What if you want to create a lot of surfaces and do a lot of little edits and then cast those to image to do some drawing techniques for a while, then throw that away. If that all gets put into an atlas, would you clear the atlas? Creating dynamic atlases like that isn't easy since texture-packing is not a two-way thing. Conversely if you leave surface-created images outside of texture atlases, then while you'll suffer some performance loss drawing surface-created images, you at least don't run the risk of a lot of unnecessary atlas management that could slow surface generation down.

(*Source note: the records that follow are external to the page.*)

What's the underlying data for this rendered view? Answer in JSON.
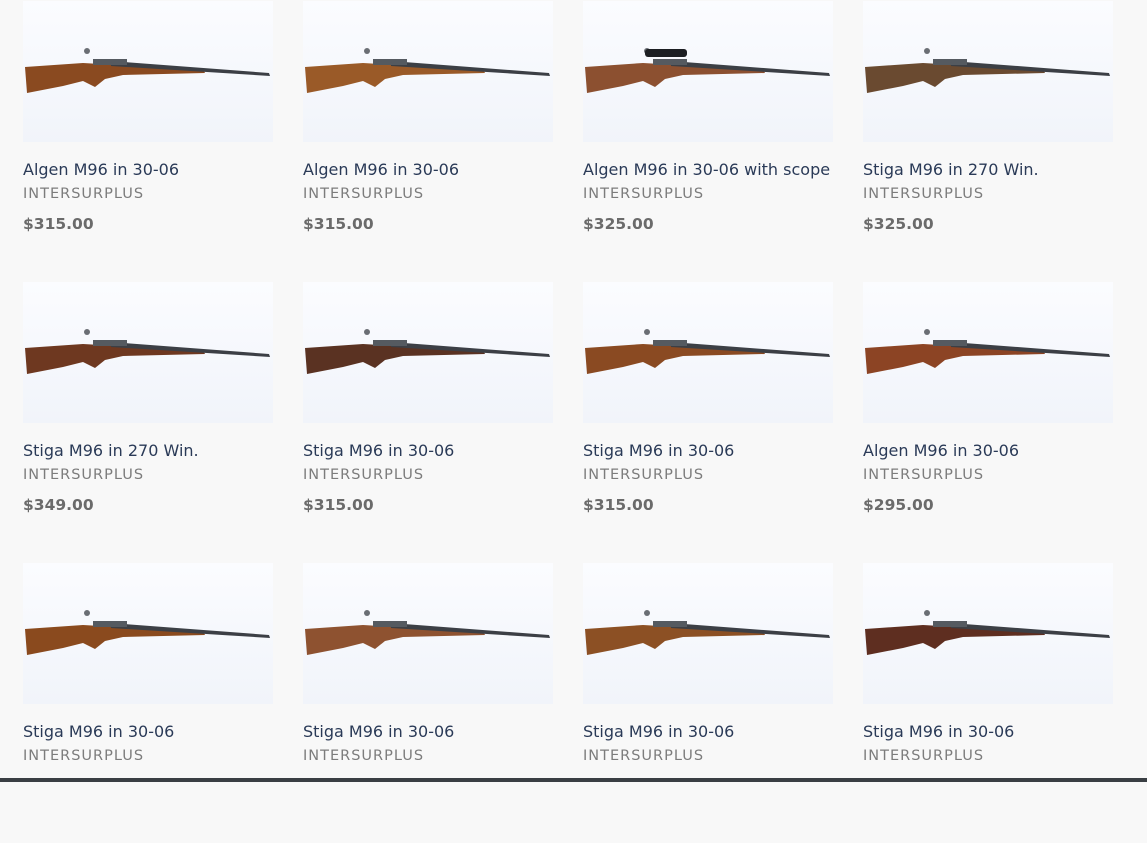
{
  "products": [
    {
      "title": "Algen M96 in 30-06",
      "vendor": "INTERSURPLUS",
      "price": "$315.00",
      "stock": "#8a4a20",
      "scope": false
    },
    {
      "title": "Algen M96 in 30-06",
      "vendor": "INTERSURPLUS",
      "price": "$315.00",
      "stock": "#9a5a28",
      "scope": false
    },
    {
      "title": "Algen M96 in 30-06 with scope",
      "vendor": "INTERSURPLUS",
      "price": "$325.00",
      "stock": "#8c5030",
      "scope": true
    },
    {
      "title": "Stiga M96 in 270 Win.",
      "vendor": "INTERSURPLUS",
      "price": "$325.00",
      "stock": "#6a4a30",
      "scope": false
    },
    {
      "title": "Stiga M96 in 270 Win.",
      "vendor": "INTERSURPLUS",
      "price": "$349.00",
      "stock": "#6e3820",
      "scope": false
    },
    {
      "title": "Stiga M96 in 30-06",
      "vendor": "INTERSURPLUS",
      "price": "$315.00",
      "stock": "#5a3222",
      "scope": false
    },
    {
      "title": "Stiga M96 in 30-06",
      "vendor": "INTERSURPLUS",
      "price": "$315.00",
      "stock": "#8a4a22",
      "scope": false
    },
    {
      "title": "Algen M96 in 30-06",
      "vendor": "INTERSURPLUS",
      "price": "$295.00",
      "stock": "#8c4424",
      "scope": false
    },
    {
      "title": "Stiga M96 in 30-06",
      "vendor": "INTERSURPLUS",
      "price": "",
      "stock": "#8a4a1e",
      "scope": false
    },
    {
      "title": "Stiga M96 in 30-06",
      "vendor": "INTERSURPLUS",
      "price": "",
      "stock": "#8e5230",
      "scope": false
    },
    {
      "title": "Stiga M96 in 30-06",
      "vendor": "INTERSURPLUS",
      "price": "",
      "stock": "#8c5024",
      "scope": false
    },
    {
      "title": "Stiga M96 in 30-06",
      "vendor": "INTERSURPLUS",
      "price": "",
      "stock": "#5e2e20",
      "scope": false
    }
  ],
  "colors": {
    "title": "#2a3a57",
    "vendor": "#7c7c7c",
    "price": "#6b6b6b",
    "barrel": "#3c3f45",
    "background": "#f8f8f8"
  }
}
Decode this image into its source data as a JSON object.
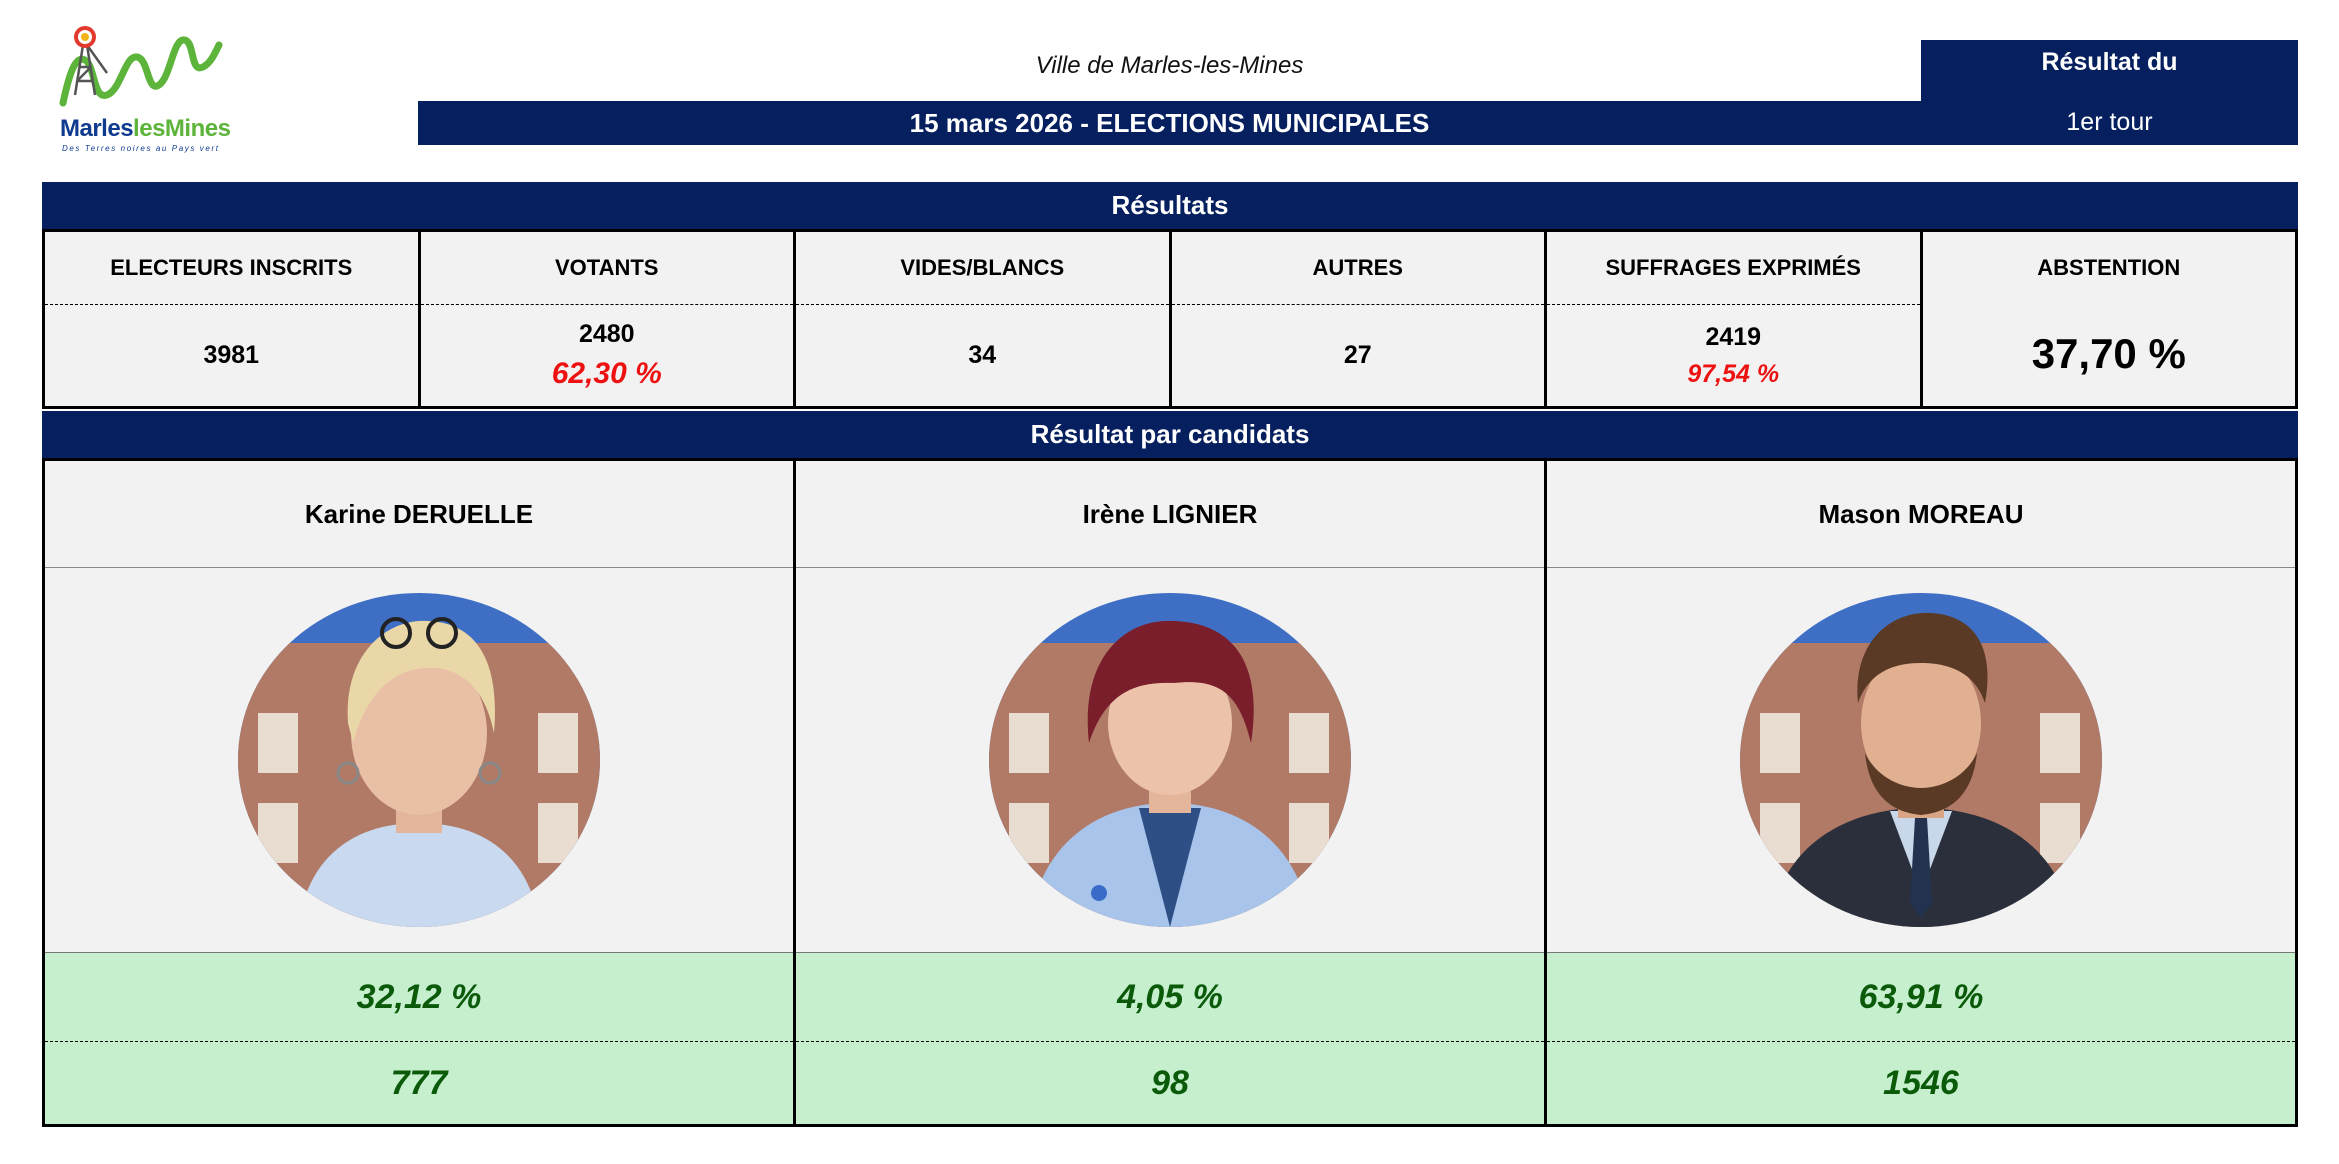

Or perhaps, better yet, surface-created images don't share an atlas with loaded images. But then having this special kind of atlas would still incur surface generation penalties as you muck with it (by adding and removing). You don't want to bloat up atlases for no real reason.

I might have to benchmark both when the time comes. It's important to find a fast method here since some surface-created images *do* have fundamental uses (besides just being 'middlemen'). Say you have a game where the main character's sprite is paper-dolled. To do this you create a bunch of surfaces, then compile them into one surface in the end. For the surfaces you used to build the one image, you don't need them to persist in an atlas. But the single image you finish with should go into an atlas for fast blitting. Now, of course by calling .createImage() you are intending to keep it for longer, so I guess that's the best hint to say the intended image gets "atlased". But it still can't stop someone from abusing the feature (using many surface-created images).

Edit:
I've been thinking, in SSFML, I could add a new blit method: "WrapBlit" this could come in handy for images that tile... The API would be like:

Code: (javascript) [Select]

image.wrapBlit(x, y, u, v)

where x and y is where it goes and u, v, is the texture wrapping part. I made a space game demo in XNA and for the nebula backgrounds I had huge, beautifully tiled images that could wrap easily from the fact the u, v can repeat (it's far, far, far more efficient than drawing 9 images and looping them around). But I can't do this at all with texture atlases. :/

Since, though, it is not a feature Sphere has I might propose this API:

Code: (javascript) [Select]


var wrapped_image = new WrappedImage();
wrapped_image.blit(x, y, u, v);

Then it doesn't have to get sent to an atlas and can be ignored if you target vanilla Sphere.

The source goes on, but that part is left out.